Friday, April 18, 2014

Doctors

When you need emergency medical treatment and you are on a gurney with doctors and nurses leaning over you are at your most vulnerable, you do not want to hear that it is against their religion to treat someone like you.

Or you are in your primary care physician office and he refuses medically necessary treatment because you are a sinner. Lambda Legal is suing a doctor for doing just that,
Lambda Legal Sues Doctor and Clinic for Denying Medical Care to Transgender Woman
By Lambda Legal
April 16, 2014

Yesterday, in the United States District Court for the Central District of Illinois, Urbana Division, Lambda Legal filed a lawsuit on behalf of Naya Taylor, a transgender woman denied medical care after she requested hormone replacement therapy. The lawsuit alleges a violation of the ACA’s non-discrimination provisions prohibiting discrimination on the basis of sex, (which includes gender identity), and requires that clinics receiving federal funds treat transgender patients in the same manner as they would any patient under their care.
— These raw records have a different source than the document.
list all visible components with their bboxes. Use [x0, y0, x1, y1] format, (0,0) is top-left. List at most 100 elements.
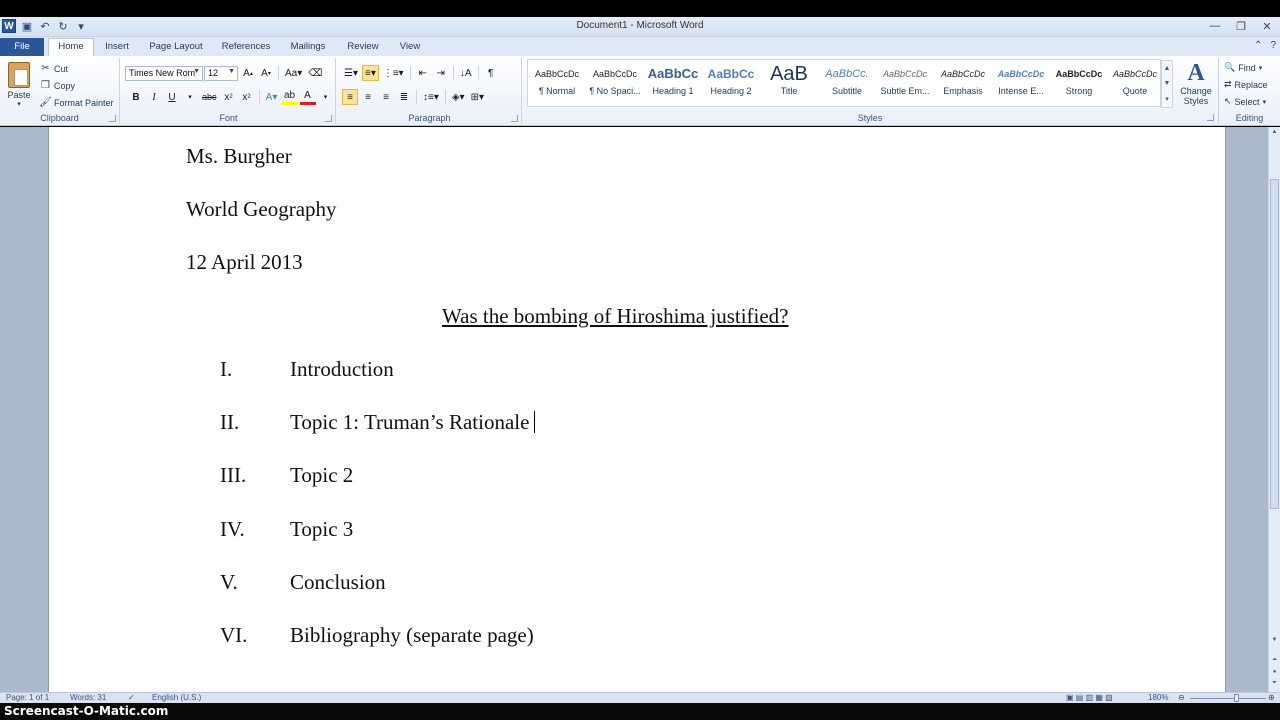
find-button[interactable]: 🔍 Find ▾ [1224, 60, 1262, 75]
highlight-icon[interactable]: ab [281, 89, 298, 105]
increase-indent-icon[interactable]: ⇥ [433, 65, 449, 81]
proofing-icon[interactable]: ✓ [128, 693, 135, 702]
minimize-button[interactable]: — [1202, 17, 1228, 35]
chevron-down-icon: ▼ [193, 68, 200, 75]
style-sample: AaBbCcDc [534, 69, 579, 79]
style-title[interactable]: AaB Title [760, 62, 818, 105]
change-case-icon[interactable]: Aa▾ [283, 65, 304, 81]
italic-icon[interactable]: I [146, 89, 162, 105]
font-name-combo[interactable]: Times New Rom ▼ [125, 66, 203, 81]
replace-button[interactable]: ⇄ Replace [1224, 77, 1268, 92]
align-left-icon[interactable]: ≡ [342, 89, 358, 105]
style-sample: AaBbCcDc [940, 69, 985, 79]
underline-dropdown-icon[interactable]: ▾ [182, 89, 198, 105]
text-effects-icon[interactable]: A▾ [264, 89, 280, 105]
help-icon[interactable]: ? [1270, 40, 1276, 51]
zoom-slider-thumb[interactable] [1234, 694, 1239, 702]
styles-gallery-scroll[interactable]: ▲ ▼ ▾ [1161, 60, 1173, 108]
word-count[interactable]: Words: 31 [70, 693, 106, 702]
line-spacing-icon[interactable]: ↕≡▾ [421, 89, 441, 105]
subscript-icon[interactable]: x2 [221, 89, 237, 105]
justify-icon[interactable]: ≣ [396, 89, 412, 105]
separator [452, 66, 454, 80]
style-normal[interactable]: AaBbCcDc ¶ Normal [528, 62, 586, 105]
style-strong[interactable]: AaBbCcDc Strong [1050, 62, 1108, 105]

Kenneth Upton, Senior Counsel for Lambda Legal, said:
    The provisions of the Affordable Care Act are clear: doctors receiving federal funds cannot discriminate in providing patient care just because a person is transgender. Patients such as Naya Taylor place their health and well-being in a doctor’s hands. Ms. Taylor asked for her doctor to provide services similar to those provided to other clinic patients who are not transgender and the doctor and clinic refused, posing a significant risk to Ms. Taylor’s health. The ACA’s non-discrimination provisions were intended to ensure appropriate medical care for transgender people, a community that already faces a disproportionate amount of discrimination, violence and suicide rates.
When a doctor takes the Hippocratic Oath there is no clause in the oath that says they treat patients with “only patients with the same beliefs.” The AMA says that,
A physician may decline to undertake the care of a patient whose medical condition is not within the physician's current competence. However, physicians who offer their services to the public may not decline to accept patients because of race, color, religion, national origin, sexual orientation, gender identity, or any other basis that would constitute invidious discrimination.
The doctor originally said to Ms. Taylor that she was not trained in cross gender hormone treatments, but the clinic later told her that the clinic “does not have to treat people like you.”

Once a doctor or clinic or hospital accepts federal funding they agree not to discriminate against anyone, there is no clause for a religious exemption, everyone who walks through their doors must treated equally. A doctor who does not treat patients who do not share their religious beliefs should maybe look for another job.